Sam Stone hosted the evening, but in all honesty had very little to do on this kind of occasion. With only twenty or so in the audience, all crammed into a small stuffy room above a pub off Charing Cross Road, she had the chance to chat to pretty much everyone, find out where they were from, what they did, but there was little by way of warming up needed and she sensibly kept things brief and got the acts on in quick time.
Luke Toulson (above) is a tall shambling man, possibly best known for those with children as Captain DJ in the BBC kids series Space Pirates. That this fact has failed to impress his own five year-old son formed part of his act, much of which was taken up with similar disappointments experienced in his life.
The show, subtitled "There Are So Many Things I Can't Do," is Toulson's first as a solo performer, although he is something of an Edinburgh veteran, most recently as part of a double act with Stephen Harvey. He tells us it follows the story of two journeys, but in all honesty, as with many of these shows, that is just a framework on which to hang material of all kinds, and although he tells us of a journey to Italy to propose to a girlfriend, the details are sketchy and not really followed through at all.
But that's okay, because his material is good, and even though many of his subjects are well worn, such as a lengthy diatribe about the crapness of Ryanair, he does manage to draw some extra mileage out of them without them ever seeming hack. Indeed I had only one complaint in terms of subject matter, that being did we really need yet another joke about dyslexics not being able to spell dyslexia?
Overall, Toulson is shambling and scruffy and easy-going, and overall an easy person to warm to and the sort of act you could imagine having a pint and a chat with, and his act has plenty to keep even the most hardened punter amused.
Physically, at least, Stuart Black could not be more different from Toulson if he tried. Where the latter is gangly and awkward looking, Black is small, sleek and ferret-like. But where there is a similarity is that they both adopt a slightly distracted style to their delivery. In Black's case, to the point where he spends much of his time wandering around on stage, ever-present beer bottle in hand, looking a bit lost and as if he isn't quite sure what to say next.

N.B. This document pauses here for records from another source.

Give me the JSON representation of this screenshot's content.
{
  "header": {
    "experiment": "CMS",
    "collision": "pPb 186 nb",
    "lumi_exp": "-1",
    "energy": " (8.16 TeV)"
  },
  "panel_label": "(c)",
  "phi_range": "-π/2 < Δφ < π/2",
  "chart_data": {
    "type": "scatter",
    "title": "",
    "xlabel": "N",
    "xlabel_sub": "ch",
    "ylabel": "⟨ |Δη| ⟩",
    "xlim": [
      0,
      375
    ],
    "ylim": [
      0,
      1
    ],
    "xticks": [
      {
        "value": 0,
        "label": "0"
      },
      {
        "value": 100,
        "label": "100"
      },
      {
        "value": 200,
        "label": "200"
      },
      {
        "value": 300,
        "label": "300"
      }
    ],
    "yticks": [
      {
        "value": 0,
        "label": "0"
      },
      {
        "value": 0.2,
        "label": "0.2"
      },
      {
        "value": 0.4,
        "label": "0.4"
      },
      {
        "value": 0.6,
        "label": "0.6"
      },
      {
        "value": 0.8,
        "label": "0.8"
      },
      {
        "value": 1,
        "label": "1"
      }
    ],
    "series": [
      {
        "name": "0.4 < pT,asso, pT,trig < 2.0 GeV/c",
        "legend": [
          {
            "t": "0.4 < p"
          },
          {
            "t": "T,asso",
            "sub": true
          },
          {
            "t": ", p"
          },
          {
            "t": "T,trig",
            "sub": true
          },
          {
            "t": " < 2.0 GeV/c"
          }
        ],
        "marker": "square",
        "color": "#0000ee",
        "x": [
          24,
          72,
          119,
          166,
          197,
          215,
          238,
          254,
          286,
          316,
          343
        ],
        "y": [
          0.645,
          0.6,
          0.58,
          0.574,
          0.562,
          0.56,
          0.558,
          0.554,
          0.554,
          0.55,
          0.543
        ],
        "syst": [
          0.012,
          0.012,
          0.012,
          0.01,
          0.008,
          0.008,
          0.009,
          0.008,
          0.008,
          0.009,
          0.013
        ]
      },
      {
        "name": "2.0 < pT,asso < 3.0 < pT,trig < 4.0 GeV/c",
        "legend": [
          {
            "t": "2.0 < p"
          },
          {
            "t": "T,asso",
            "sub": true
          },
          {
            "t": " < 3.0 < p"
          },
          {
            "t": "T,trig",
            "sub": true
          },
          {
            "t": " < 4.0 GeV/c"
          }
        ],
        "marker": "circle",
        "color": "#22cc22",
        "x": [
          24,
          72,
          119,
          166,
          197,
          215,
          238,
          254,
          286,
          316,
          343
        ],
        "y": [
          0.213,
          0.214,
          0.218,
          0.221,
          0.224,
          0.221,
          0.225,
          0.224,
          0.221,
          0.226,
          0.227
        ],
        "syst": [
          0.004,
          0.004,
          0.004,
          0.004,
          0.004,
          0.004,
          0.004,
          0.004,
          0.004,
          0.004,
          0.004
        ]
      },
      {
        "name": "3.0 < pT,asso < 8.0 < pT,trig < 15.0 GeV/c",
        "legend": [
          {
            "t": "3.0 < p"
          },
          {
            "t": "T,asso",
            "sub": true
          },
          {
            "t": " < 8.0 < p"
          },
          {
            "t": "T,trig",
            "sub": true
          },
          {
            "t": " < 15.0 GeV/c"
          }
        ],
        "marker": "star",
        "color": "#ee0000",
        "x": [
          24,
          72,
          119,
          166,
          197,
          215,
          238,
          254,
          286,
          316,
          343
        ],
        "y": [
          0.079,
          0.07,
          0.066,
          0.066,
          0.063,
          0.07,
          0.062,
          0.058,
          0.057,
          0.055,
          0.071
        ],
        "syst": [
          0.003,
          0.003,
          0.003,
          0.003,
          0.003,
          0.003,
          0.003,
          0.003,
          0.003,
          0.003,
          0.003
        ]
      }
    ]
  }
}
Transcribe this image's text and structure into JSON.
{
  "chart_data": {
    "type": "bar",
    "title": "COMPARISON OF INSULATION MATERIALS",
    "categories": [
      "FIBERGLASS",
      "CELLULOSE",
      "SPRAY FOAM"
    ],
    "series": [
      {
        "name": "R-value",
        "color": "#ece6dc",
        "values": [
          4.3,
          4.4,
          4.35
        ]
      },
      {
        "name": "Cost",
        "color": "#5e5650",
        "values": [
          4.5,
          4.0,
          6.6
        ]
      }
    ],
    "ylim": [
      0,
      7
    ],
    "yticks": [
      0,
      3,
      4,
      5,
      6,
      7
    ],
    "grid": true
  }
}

But the audience should not be taken in by this approach, because it soon becomes clear that he knows exactly what he is doing. The delivery may be fragmentary, but the material itself is anything but, the humour cutting and very direct. Meanwhile his soft West-Country accent lulls you into a false sense of security so that the killer punchlines seem to land with much greater effect.
Black is a relative newcomer by comparison with Toulson, but in all honesty, of the two, is the one I would say was the more likely to go on to great things. Certainly both have the potential to make good club headliners, but Black has that extra quality which makes him one to look out for, and the originality of routines tackling such subjects as why watching hardcore porn makes you gay, shows the kind of off-kilter mind that you imagine could find the humour in almost any given situation.